Liese S. - Sep 25, 2007 8:56:12 am PDT #2856 of 10001
"Faded like the lilac, he thought."

but that people took the opportunity of the internment to buy up their property and not everyone was able to get it back after the war.

sumi, yes, you're right. Knowing that the internment was coming (there were the assembly centers, the exclusion order and stuff before 9066) people had to sell their property, homes, stores, merchandise, equipment, at fractions of its worth. There are wealthy families/businesses in California today because of that development. And I've always wondered what happened to all the Japanese stuff (swords, altars, etc.) that was confiscated. Was it just destroyed? I wish I could find it and return it to the families from whom it was taken.

I am ashamed to say that my grandfather was stationed at Tule Lake. I hate to think that, if our families crossed paths generations ago, that's how they did it, but so it was. I'm very sorry.

Wow.

You made me cry. Thanks for the apology. I don't think I knew I needed one, (beyond Reagan and the redress) but turns out I did.

Tule Lake was an especially difficult place. My relatives were gone by the time it turned into what it was, but it was the center of much of the discontent. Eventually it became the place where all the "problem" internees were sent. So I can see how your grandfather may have had the opinion he did at the time. I am moved, however, by his journey.


§ ita § - Sep 25, 2007 8:58:51 am PDT #2857 of 10001
Well not canonically, no, but this is transformative fiction.

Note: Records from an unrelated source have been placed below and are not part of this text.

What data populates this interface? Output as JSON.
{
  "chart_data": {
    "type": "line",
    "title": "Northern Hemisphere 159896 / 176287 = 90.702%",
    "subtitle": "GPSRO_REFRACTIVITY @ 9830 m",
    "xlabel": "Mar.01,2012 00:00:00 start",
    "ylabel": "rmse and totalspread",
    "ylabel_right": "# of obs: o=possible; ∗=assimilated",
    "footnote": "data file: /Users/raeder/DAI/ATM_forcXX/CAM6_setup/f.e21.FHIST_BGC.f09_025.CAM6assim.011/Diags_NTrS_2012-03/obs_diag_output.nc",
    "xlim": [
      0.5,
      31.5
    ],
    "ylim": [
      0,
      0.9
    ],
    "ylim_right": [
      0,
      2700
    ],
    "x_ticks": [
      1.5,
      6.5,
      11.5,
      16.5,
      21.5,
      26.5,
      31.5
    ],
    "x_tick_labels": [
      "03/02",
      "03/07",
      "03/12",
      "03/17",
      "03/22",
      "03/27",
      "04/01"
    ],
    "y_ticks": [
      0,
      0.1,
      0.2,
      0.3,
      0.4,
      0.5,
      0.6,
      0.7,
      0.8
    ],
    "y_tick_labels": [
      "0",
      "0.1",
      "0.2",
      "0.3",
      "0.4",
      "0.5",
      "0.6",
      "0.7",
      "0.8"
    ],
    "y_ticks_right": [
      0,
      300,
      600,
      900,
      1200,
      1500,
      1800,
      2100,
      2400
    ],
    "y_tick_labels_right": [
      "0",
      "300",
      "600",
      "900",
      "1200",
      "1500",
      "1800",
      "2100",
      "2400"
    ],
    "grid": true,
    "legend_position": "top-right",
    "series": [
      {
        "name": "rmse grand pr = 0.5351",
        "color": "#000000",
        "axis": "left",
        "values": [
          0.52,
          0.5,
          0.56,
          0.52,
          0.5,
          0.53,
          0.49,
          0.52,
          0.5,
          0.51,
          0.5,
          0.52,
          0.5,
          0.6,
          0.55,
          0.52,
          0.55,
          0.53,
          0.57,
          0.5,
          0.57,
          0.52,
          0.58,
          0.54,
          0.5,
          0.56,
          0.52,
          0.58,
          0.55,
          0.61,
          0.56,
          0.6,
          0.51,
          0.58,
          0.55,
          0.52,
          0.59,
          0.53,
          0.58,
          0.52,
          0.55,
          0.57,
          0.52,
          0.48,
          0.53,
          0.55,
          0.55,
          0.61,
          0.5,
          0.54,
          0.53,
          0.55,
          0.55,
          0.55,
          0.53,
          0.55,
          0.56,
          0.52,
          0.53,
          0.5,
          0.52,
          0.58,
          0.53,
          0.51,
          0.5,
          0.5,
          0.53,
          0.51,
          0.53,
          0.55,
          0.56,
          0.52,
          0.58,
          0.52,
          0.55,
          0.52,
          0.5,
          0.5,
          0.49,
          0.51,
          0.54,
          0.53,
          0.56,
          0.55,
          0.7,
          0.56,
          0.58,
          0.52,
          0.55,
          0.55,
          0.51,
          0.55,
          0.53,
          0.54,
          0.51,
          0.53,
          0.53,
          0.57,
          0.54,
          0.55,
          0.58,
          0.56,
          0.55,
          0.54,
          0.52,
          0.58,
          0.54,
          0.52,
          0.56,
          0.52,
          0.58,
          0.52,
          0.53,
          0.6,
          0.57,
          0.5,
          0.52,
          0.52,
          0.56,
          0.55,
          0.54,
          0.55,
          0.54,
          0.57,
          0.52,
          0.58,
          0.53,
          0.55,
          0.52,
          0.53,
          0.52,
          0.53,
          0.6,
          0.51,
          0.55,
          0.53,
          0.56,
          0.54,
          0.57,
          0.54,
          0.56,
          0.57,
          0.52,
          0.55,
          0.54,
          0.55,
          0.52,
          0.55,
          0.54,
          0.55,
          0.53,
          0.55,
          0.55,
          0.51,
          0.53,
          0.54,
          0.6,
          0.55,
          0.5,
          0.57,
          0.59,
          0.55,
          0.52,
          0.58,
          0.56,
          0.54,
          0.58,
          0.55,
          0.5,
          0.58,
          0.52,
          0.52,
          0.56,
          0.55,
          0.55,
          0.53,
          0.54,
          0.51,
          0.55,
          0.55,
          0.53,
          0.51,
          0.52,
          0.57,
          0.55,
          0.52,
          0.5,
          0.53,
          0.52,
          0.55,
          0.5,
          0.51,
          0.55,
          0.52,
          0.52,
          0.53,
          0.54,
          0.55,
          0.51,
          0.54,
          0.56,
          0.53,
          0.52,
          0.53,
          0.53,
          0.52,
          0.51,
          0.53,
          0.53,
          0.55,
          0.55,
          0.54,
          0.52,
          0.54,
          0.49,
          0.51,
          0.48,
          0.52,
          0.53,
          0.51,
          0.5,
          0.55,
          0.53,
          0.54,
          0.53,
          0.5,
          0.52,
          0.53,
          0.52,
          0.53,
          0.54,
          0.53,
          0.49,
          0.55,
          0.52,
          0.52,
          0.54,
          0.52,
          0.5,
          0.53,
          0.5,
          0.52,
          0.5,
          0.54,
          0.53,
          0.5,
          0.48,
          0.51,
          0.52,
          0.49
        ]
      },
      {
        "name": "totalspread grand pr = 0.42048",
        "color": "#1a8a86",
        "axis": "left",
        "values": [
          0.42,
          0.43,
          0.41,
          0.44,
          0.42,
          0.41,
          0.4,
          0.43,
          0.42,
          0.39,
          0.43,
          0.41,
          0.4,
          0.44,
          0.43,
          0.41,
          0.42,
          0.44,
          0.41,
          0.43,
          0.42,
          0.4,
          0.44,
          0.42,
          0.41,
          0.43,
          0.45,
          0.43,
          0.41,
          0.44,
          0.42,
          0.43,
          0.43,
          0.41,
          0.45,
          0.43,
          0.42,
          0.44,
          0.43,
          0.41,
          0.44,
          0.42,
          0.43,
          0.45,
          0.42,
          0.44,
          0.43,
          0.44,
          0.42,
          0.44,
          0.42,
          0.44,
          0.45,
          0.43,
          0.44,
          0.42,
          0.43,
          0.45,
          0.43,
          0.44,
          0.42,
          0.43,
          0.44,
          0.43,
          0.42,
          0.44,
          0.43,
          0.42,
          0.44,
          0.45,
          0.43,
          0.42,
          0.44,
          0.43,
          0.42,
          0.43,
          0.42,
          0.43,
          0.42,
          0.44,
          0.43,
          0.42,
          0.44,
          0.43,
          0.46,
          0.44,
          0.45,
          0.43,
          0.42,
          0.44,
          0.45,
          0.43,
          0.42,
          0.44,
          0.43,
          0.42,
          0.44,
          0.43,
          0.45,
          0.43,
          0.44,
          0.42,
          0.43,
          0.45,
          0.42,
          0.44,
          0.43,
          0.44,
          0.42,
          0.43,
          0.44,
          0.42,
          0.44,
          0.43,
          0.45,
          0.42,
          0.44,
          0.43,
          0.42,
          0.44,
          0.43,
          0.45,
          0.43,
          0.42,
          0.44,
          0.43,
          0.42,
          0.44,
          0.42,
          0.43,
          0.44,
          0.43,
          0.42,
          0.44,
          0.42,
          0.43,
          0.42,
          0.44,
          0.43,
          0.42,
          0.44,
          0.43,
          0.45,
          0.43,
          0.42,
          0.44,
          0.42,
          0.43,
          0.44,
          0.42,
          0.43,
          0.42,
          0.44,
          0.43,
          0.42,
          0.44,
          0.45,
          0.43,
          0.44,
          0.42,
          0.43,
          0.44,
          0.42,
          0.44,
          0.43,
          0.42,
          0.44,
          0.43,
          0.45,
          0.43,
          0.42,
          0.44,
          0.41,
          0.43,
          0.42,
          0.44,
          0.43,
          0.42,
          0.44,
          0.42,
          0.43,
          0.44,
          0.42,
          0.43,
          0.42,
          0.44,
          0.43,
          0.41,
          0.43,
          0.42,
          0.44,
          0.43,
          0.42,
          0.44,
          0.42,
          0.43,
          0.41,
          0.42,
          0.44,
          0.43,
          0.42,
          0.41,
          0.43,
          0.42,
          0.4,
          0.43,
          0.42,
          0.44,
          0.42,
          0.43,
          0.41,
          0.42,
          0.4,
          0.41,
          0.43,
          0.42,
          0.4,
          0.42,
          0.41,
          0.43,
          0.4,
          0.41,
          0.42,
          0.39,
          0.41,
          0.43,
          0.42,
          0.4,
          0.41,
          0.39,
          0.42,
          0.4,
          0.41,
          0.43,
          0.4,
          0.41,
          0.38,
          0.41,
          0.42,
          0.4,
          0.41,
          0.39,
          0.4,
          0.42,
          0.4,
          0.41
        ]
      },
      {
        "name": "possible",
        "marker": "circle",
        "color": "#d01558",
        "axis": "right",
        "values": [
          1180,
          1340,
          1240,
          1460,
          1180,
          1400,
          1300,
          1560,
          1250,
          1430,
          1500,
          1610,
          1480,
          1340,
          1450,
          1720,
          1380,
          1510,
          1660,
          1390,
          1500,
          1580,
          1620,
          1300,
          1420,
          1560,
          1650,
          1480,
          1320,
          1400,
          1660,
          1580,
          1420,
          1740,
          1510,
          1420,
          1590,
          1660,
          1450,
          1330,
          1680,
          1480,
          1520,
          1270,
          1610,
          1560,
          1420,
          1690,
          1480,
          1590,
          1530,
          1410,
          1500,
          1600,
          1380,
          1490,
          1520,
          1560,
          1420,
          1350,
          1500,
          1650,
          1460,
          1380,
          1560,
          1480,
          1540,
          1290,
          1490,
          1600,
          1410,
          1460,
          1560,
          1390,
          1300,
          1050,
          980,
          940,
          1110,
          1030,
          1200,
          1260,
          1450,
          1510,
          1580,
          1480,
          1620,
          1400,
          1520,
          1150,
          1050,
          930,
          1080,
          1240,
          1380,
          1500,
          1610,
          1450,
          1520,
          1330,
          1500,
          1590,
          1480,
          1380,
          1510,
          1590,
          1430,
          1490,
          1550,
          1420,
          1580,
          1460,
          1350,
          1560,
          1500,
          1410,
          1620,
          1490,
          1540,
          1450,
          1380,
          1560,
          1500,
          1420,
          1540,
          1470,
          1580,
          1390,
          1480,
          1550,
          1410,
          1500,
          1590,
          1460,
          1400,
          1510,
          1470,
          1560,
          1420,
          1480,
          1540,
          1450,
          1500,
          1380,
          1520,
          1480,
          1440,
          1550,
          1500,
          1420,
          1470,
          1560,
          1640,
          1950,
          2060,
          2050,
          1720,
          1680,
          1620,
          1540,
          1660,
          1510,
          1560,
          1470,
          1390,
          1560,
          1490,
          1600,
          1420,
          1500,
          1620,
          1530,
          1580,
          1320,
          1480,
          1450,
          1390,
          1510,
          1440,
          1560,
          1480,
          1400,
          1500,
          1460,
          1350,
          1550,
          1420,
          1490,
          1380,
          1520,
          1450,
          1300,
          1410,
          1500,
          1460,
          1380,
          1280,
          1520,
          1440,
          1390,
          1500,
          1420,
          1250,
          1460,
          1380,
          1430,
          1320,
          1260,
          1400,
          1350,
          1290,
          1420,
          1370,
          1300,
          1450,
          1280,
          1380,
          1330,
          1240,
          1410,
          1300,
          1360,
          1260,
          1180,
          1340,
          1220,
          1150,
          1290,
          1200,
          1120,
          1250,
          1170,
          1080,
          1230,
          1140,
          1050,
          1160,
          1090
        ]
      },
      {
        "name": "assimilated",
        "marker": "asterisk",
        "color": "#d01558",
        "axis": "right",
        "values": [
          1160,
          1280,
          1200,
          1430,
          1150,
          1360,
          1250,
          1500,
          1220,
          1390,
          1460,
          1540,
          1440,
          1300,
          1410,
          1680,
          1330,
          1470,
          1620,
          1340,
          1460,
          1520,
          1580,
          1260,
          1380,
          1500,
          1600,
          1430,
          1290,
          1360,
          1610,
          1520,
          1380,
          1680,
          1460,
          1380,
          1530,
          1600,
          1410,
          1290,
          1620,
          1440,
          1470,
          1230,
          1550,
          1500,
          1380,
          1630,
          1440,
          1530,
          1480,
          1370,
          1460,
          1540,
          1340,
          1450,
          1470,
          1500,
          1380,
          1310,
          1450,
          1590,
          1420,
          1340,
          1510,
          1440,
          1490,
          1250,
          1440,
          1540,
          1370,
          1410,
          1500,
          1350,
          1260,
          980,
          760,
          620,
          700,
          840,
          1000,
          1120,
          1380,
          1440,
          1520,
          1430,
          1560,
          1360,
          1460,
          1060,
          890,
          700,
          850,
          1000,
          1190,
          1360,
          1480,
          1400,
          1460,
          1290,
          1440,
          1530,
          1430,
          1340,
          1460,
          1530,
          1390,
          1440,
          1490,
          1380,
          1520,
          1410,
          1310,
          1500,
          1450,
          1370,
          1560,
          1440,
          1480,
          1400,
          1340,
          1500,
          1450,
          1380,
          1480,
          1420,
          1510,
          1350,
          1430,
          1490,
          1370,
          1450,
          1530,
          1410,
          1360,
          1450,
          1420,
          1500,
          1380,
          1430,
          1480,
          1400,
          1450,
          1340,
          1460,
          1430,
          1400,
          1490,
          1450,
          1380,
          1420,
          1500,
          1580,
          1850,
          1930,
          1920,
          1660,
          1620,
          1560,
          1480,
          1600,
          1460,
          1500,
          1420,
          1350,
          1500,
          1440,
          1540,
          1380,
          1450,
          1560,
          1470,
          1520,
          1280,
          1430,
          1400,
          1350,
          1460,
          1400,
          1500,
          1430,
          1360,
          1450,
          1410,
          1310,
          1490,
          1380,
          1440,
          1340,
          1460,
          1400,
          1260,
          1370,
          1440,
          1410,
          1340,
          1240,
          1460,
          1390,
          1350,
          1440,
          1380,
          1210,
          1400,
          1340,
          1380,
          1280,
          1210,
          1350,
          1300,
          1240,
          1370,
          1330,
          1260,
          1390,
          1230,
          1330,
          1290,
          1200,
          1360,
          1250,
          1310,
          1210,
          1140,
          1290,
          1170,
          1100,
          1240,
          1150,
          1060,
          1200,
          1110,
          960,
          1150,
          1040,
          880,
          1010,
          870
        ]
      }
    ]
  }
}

Grrr. I suppose it's better when you discover it wasn't your work mistake, but instead the mistake of someone for whom you have no particular fondness, but still. If you're going to be uber-pedantic it'd be really cool if it had the upside of following correct instructions to the letter, instead of just the downside of not being able to get the point of incorrect instructions.

Especially when there are so many fewer incorrect instructions than correct but wrongly executed correct ones.

Can it be 12 yet? Going for lunch with a krav instructor. Want out.